On the other hand, the ruling opens an entirely different pathway for digital asset issuers, as it establishes that digital assets sales on exchange platforms are not governed by securities laws. But the ruling is also directly at odds with the SEC’s very recent actions against several major digital asset exchanges, including Coinbase.

Ultimately, what the Ripple ruling makes obvious is that the rules are anything but clear. And without clear rules, the SEC’s current regulation-by-enforcement posture toward crypto is hurting, not helping American innovation.

This uncertainty has already long acted as a drag on the pace of innovation and a feeding ground for bad actors. Responsible actors have been subject to dubious U.S. regulatory enforcement actions, while ill-intentioned firms launch products that flagrantly violate long standing rules – often beyond the reach of U.S. authorities until it is too late.

Unfortunately, this is likely to get worse before it gets better. Unless Congress acts quickly.

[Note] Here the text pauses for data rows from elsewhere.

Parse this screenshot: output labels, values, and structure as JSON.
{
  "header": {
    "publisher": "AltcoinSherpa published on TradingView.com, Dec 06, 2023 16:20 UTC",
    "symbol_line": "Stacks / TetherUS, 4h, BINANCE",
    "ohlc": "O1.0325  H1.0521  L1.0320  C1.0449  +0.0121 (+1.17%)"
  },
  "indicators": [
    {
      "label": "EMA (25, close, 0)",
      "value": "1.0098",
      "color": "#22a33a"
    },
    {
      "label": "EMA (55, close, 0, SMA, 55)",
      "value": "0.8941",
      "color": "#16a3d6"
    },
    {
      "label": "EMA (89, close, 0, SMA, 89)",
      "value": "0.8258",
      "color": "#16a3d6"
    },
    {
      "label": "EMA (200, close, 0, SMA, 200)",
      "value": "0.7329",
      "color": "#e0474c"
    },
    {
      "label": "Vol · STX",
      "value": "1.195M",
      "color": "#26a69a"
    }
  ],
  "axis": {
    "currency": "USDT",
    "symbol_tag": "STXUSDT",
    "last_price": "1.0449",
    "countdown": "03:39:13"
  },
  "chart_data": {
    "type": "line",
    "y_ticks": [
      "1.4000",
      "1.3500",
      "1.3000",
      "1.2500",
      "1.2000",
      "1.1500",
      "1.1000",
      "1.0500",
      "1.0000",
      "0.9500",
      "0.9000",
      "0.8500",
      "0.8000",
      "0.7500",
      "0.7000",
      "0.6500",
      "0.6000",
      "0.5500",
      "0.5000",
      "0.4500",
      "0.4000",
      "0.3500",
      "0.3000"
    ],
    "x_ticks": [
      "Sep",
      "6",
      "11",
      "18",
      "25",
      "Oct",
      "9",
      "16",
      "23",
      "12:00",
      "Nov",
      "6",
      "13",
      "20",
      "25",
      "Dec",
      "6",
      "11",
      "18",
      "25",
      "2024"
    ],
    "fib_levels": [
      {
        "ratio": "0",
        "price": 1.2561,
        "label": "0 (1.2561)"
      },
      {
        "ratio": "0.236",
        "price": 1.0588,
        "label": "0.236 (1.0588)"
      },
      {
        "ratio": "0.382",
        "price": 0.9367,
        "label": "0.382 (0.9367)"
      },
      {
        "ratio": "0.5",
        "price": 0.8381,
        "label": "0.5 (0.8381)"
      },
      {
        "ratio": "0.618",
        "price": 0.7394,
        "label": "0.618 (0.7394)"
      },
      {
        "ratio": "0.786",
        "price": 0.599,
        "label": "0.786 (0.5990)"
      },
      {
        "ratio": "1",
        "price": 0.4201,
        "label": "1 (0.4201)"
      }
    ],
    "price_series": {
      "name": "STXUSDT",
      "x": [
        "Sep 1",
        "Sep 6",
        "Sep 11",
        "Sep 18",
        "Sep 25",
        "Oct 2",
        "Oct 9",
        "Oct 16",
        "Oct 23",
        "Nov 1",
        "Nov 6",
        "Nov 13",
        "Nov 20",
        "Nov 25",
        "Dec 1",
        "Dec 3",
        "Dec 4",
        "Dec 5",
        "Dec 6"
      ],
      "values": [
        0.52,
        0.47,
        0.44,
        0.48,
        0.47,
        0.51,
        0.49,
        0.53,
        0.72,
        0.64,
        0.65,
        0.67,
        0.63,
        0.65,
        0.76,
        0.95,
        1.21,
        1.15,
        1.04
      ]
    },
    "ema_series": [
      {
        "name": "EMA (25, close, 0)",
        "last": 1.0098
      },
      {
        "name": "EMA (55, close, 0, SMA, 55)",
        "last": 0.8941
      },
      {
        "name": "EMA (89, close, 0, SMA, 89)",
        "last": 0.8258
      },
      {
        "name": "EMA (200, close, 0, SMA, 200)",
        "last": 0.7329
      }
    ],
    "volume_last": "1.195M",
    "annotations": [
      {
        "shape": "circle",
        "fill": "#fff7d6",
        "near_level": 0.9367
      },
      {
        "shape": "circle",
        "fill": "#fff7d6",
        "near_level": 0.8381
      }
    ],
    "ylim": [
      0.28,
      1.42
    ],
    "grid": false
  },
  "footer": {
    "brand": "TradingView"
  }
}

There are significant challenges to applying 80-year old precedents to novel technologies consistently. The unique advantages and risks of blockchain and crypto demand a new regulatory approach. Legitimate innovators and consumers of new products need clear rules of the road to build products with utility that can be purchased and used safely—and for use cases that go far beyond financial speculation.

The only way forward at this point is through thoughtful, well-calibrated legislation that protects consumers from scams and conflicts of interest—while still embracing the innovations of blockchain technology. Other countries around the globe have already reached this conclusion; the United States is falling behind.

So how do we not fall behind, yet also avoid more confusion and uncertainty? We recommend that U.S. legislators do three things:

First, ensure that both consumers and investors are protected by requiring registration and supervision of centralized firms. Regulators should be probing for risk arising from custodial relationships, conflicts of interests, and use of digital assets in illicit finance. We have seen many examples already of these regulatory failings.

Second, any legislation should provide the entrepreneurs who have been building non-centralized networks and legitimate businesses in spite of this uncertain environment a pathway to compliance.

Finally, laws and regulation should properly incentivize decentralization and community ownership and usage—the key characteristics of crypto and blockchain technology that drive the true benefits to the public and next-generation internet that this technology offers.

There are some hopeful signs: Progress is being made in both the House and the Senate on such legislation. We applaud Chairmen Patrick McHenry (R-N.C.) and G.T. Thompson (R-Pa.) and Senators Cynthia Lummis (R-Wyo.) and Kirsten Gillibrand (D-N.Y.) for attempting to create meaningful consumer protections through legislative frameworks that promote responsible innovation. We urge Congress to swiftly consider and pass such legislation before it’s too late.

This op-ed first appeared in Fortune on July 15, 2023.